We have little access to the course as the club dictates how many days we can play, and we are left out of most competitions. The only one we can join in is on ladies’ day when they have a nine-hole competition.
So although clubs will say we fully include all ladies and everyone is welcome – they don't.
When we receive emails like this, it’s a shocking realisation of how far we have to go as an industry before women really feel they have a place in the game.
There are plenty of initiatives that are designed to tackle participation barriers and get more women into golf. But they won’t work when they’re implemented superficially like this.
It isn’t enough to just offer nine-hole memberships and hope no one notices that there isn’t actually anything for them to play in. Because what you’ll achieve is the complete opposite of what you set out to do; you end up excluding women, not including them.

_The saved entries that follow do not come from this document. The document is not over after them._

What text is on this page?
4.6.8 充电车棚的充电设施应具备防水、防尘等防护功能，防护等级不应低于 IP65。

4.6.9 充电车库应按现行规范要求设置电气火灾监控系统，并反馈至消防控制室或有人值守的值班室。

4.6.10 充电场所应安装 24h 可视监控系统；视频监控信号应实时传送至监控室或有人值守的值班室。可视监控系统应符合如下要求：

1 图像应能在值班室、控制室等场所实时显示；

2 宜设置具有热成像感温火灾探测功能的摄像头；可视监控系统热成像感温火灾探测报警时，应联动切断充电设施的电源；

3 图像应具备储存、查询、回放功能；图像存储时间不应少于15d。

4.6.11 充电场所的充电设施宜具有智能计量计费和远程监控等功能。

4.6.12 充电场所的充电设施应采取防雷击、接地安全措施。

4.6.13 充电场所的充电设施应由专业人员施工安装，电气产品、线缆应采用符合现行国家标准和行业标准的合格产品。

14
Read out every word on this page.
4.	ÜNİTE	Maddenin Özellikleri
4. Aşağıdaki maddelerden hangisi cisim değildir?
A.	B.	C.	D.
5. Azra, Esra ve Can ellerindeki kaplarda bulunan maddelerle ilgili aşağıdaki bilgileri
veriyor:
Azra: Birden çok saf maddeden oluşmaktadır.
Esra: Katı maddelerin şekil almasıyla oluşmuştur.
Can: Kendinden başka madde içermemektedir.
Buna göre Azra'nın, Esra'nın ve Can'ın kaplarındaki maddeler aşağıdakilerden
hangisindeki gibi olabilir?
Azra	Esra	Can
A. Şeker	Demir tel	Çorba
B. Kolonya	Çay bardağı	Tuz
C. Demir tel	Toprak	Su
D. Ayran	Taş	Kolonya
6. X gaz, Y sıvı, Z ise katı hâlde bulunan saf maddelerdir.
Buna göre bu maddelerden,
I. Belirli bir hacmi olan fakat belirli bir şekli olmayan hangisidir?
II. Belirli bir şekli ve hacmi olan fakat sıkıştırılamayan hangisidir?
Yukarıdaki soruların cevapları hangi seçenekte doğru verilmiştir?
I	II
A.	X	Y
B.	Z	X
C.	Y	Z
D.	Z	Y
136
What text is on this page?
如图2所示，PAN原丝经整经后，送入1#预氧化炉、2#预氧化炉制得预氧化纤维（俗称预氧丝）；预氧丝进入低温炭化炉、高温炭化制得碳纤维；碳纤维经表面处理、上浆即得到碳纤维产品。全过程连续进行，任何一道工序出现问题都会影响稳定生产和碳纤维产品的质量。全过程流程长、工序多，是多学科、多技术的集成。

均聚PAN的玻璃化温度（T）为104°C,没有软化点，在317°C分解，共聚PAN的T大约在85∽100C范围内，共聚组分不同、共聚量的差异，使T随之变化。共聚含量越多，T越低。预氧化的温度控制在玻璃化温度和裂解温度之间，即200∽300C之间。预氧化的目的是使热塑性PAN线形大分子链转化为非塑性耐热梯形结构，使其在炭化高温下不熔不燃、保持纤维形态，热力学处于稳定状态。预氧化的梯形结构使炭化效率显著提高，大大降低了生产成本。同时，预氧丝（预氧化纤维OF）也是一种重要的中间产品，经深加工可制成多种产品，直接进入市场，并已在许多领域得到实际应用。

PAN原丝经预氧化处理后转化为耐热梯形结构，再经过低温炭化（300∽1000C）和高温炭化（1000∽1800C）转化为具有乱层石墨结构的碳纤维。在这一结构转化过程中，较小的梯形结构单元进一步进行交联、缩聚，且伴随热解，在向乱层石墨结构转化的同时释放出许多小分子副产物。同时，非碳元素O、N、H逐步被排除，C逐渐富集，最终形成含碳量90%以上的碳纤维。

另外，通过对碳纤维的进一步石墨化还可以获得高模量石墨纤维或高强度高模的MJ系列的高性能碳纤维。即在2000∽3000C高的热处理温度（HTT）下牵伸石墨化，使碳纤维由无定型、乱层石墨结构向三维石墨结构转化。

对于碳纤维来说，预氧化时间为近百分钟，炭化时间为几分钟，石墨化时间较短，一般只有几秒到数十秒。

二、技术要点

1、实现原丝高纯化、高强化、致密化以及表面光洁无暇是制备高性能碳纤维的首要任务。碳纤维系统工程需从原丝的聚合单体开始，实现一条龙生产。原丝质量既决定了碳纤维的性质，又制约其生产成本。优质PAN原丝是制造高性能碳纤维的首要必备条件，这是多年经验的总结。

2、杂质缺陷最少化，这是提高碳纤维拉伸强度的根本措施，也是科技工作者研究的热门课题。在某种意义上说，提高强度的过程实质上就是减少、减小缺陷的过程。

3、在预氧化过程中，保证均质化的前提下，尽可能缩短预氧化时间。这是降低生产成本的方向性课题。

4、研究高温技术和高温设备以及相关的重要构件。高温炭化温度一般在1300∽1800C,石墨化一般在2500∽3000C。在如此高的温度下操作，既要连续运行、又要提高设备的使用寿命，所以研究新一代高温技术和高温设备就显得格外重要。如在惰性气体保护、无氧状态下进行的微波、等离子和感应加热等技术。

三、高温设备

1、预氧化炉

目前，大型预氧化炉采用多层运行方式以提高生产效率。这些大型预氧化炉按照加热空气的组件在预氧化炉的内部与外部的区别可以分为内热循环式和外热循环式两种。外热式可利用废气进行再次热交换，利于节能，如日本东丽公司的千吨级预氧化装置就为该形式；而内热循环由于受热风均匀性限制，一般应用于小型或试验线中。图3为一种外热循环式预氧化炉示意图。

I’m sure this reader isn’t alone. There are many examples of things put in place at golf clubs that on the surface seem great for women. But dig a bit deeper and all you’re left with is a half-hearted attempt to tick the box for gender equality.
And that’s the crux of it: Inclusion isn’t a tick-box exercise.
It has to be a value that is legitimately prioritised and considered at every level within golf. Not just to drive memberships but to make people (not just women) feel welcome and accepted.